Conheço também outros acadêmicos que não têm todos esses recursos, mas se preocupam bastante com o contexto de transmissão das suas falas, observando o cenário de fundo, preocupados com a iluminação (ainda que com luminárias simples), se os óculos estão limpos, se os livros na estante atrás estão organizados, se a camisa está passada. São profissionais que têm à disposição, por exemplo, fotos adequadas (não selfies de Facebook no churrasco da família) para enviarem à organização de um evento do qual serão palestrantes ou a jornalistas aos quais darão entrevistas. Tudo isso conta. É a imagem deles e da instituição (UnB, no caso) que está circulando por aí, inclusive nas redes sociais. Enfim, sabem que tudo comunica, que comunicação não é só verbal e nem é só conteúdo. A sinergia entre forma e conteúdo é fundamental para o processo de percepção e apreensão das informações.

Já outros profissionais ainda não captaram o que é a comunicação para o mundo de hoje em dia. Possivelmente, foram formados em outros paradigmas e ainda não se atualizaram com as dinâmicas e os desafios contemporâneos. Faz parte do processo de transição. De qualquer forma, penso que estamos evoluindo de uns anos para cá.

Um artigo científico, ainda que o tema seja relevante, os dados sejam interessantes e a metodologia seja pertinente, precisa ter uma boa escrita, ou seja, precisa se fazer entendível para os pares, no caso. A forma de entrega das mensagens também comunica, dando mais clareza sobre o que se quer dizer.

Lembro de uma aula da faculdade no estilo de videoconferência. A matéria era algo como Comunicação Empresarial. O professor era fera na área dele, mas pensa num cara chato de ouvir e bom pra fazer dormir! Depois de duas ou três aulas, a direção trocou o docente por outro bem melhor de ouvir, interagir e ficar acordado (a aula era à noite).

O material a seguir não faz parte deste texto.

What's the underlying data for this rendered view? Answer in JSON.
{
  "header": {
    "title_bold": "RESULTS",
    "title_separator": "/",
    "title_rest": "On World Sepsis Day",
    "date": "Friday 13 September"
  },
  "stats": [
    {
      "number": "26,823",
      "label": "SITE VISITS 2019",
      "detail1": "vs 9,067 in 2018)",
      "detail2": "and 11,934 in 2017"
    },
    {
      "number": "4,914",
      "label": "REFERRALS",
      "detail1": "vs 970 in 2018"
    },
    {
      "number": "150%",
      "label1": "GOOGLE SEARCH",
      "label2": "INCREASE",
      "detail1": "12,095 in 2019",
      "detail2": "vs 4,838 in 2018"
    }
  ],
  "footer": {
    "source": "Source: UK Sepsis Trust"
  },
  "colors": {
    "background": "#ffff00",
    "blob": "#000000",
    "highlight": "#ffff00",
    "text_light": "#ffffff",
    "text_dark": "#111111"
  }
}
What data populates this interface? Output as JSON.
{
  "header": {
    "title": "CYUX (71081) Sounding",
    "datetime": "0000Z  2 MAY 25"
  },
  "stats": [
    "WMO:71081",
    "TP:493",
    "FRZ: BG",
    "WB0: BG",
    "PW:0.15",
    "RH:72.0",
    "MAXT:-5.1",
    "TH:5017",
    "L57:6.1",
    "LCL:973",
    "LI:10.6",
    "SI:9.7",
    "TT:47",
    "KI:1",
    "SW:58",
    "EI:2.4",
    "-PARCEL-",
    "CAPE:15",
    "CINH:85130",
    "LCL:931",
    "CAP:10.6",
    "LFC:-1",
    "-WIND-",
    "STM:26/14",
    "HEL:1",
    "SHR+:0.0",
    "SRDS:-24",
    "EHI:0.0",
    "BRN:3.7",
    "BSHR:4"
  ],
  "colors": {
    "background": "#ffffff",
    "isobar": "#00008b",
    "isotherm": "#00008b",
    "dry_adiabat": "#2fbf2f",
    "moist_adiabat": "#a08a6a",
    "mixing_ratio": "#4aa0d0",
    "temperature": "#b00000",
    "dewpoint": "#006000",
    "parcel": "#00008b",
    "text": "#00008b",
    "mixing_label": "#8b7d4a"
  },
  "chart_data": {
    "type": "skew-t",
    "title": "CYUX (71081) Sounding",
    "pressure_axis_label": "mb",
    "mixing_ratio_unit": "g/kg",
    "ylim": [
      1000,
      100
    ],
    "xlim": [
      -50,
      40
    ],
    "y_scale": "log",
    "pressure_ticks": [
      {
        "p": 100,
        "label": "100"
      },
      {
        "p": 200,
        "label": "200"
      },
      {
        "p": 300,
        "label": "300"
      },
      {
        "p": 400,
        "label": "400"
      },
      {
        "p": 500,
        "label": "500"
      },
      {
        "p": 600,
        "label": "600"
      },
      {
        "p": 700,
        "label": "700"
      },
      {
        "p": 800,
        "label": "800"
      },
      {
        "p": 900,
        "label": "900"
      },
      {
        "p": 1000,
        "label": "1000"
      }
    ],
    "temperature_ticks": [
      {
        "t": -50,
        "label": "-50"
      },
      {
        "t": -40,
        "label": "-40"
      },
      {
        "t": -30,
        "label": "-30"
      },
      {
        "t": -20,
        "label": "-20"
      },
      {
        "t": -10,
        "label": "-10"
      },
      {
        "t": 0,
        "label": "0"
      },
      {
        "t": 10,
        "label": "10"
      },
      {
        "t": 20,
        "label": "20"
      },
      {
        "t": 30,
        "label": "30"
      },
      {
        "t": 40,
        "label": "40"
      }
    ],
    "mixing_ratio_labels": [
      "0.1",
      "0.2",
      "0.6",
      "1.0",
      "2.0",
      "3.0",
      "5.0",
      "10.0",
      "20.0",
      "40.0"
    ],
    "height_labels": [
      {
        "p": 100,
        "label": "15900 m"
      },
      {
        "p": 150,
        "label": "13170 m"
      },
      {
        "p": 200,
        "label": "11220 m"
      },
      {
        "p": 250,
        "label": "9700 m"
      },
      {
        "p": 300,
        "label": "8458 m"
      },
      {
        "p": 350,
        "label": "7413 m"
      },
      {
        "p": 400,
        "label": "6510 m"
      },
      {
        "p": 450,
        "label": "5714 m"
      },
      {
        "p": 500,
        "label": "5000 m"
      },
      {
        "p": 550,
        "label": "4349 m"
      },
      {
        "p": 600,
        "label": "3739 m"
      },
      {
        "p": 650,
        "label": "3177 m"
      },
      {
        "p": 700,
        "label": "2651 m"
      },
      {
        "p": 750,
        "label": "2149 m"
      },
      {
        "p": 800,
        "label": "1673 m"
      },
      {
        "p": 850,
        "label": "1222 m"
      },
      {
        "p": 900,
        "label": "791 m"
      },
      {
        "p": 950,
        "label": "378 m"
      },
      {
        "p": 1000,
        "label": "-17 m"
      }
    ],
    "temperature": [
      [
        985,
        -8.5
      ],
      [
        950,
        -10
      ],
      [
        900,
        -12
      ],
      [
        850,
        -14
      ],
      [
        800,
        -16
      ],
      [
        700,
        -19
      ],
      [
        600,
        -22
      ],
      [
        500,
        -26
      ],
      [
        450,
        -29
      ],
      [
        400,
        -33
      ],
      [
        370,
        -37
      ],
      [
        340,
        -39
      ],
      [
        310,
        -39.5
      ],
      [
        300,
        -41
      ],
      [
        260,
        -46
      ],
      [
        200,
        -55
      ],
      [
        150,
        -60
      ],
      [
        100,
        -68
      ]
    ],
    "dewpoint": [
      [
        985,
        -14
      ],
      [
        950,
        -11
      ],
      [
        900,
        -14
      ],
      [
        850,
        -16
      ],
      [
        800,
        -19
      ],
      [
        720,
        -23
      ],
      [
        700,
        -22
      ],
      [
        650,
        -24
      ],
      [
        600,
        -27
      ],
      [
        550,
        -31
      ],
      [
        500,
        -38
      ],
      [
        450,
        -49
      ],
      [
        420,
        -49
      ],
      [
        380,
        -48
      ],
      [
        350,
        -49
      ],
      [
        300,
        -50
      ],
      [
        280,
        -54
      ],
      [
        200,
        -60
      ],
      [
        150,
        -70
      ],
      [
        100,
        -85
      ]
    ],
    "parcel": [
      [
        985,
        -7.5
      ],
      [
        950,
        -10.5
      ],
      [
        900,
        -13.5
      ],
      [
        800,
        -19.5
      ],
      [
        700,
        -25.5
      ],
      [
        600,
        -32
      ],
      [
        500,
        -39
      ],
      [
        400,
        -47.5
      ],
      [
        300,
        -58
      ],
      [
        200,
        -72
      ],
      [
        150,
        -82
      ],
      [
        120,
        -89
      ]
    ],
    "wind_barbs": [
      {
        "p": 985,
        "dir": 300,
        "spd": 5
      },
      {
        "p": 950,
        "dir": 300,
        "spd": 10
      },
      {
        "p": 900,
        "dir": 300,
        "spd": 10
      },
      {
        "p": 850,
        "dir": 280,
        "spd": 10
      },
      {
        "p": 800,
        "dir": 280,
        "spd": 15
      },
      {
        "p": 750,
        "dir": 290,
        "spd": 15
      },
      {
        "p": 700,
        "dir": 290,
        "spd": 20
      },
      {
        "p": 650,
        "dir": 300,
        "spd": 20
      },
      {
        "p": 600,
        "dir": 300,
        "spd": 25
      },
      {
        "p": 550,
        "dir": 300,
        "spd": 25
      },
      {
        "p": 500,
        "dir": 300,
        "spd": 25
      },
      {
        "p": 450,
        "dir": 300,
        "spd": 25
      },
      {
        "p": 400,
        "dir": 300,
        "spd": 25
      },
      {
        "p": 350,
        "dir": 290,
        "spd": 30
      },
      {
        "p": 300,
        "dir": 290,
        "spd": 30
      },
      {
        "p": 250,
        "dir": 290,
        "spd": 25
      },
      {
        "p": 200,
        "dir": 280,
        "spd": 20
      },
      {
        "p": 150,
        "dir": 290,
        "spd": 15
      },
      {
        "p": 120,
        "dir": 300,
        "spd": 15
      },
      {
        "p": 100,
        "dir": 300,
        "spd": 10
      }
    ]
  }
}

Ninguém precisa ser um showman ou fazer da sua casa um espetáculo para atrair audiência e elogios. O que eu quero dizer é que precisamos aceitar a comunicação como uma necessidade, inclusive profissional e institucional, e uma aliada nos tempos de hoje. No contexto do home office, temos que ser mais hábeis para compensar a perda do sentido de presença física nas relações.

Currículo Lattes não é suficiente para a ciência sobreviver, vide toda a luta da comunidade acadêmica nos últimos anos. Em entrevista para a UnBTV, o novo presidente da Sociedade Brasileira Para o Progresso da Ciência (SBPC), Renato Janine Ribeiro, disse que a ciência precisa conquistar a opinião pública. O recado foi dado: sem poder de convencimento e diálogo eficiente com a sociedade, não há pesquisa, não há bolsas, não há dinheiro nas universidades, não há periódico para publicar, não há campo científico. E essa conquista sobre a qual comentou o ex-ministro da Educação passa, necessariamente, por estratégias planejadas e eficientes de comunicação.

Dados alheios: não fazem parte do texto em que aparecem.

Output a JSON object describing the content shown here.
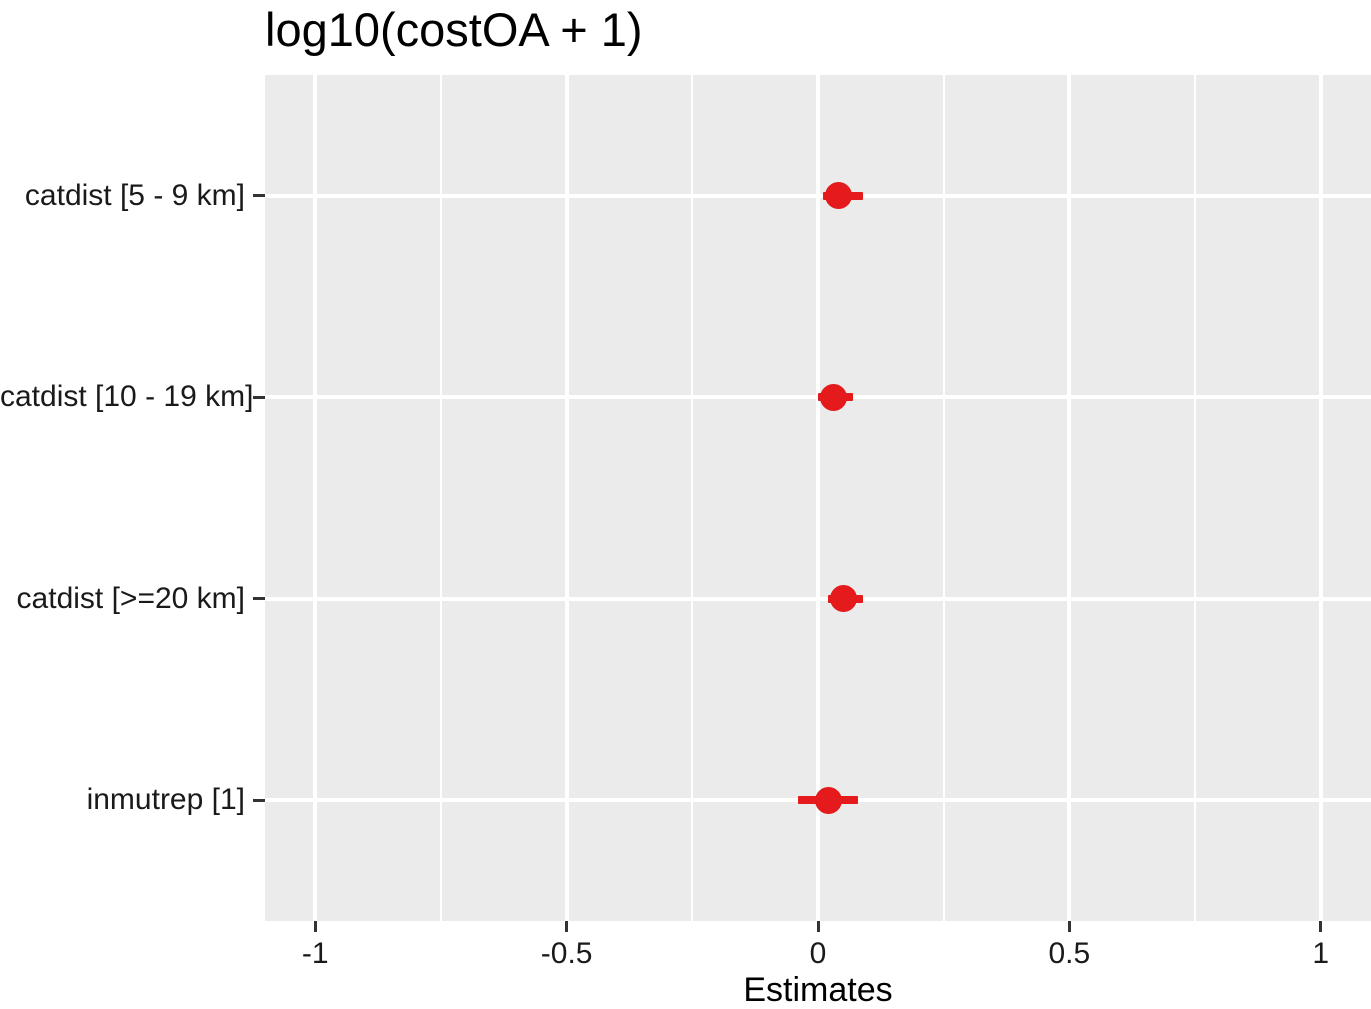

Um bom músico, por exemplo, até pode usar sandálias Havaianas nos ensaios, mas na hora do show de verdade veste o melhor figurino, usa os melhores recursos cenográficos disponíveis porque respeita o público e entende o que é o fenômeno da apresentação cultural, o quanto aquilo é importante para o seu trabalho e o quanto é capaz de influenciar a sociedade, ainda que não seja possível quantificar – e nem é necessariamente desejável a metrificação.

E a academia, está consciente da importância dos momentos de contato com a sociedade, da nobreza da sua participação em atividades de divulgação científica? Todos nós somos responsáveis pela construção desse processo de diálogo, ainda que não nos demos conta, ainda que não acreditemos que exista esse fluxo, ainda que queiramos ficar só nos laboratórios. É importante levar a comunicação sobre a ciência a um alto nível, de forma estratégica, eficiente, interessante, de maneira objetiva, clara e adequada aos públicos, aos meios e aos novos tempos. Na cozinha, nem o coffee break, que geralmente fica no hall.

(*) Bruno Lara é jornalista da UnBTV e pesquisador de pós-doutorado em Ciência da Informação pela UnB.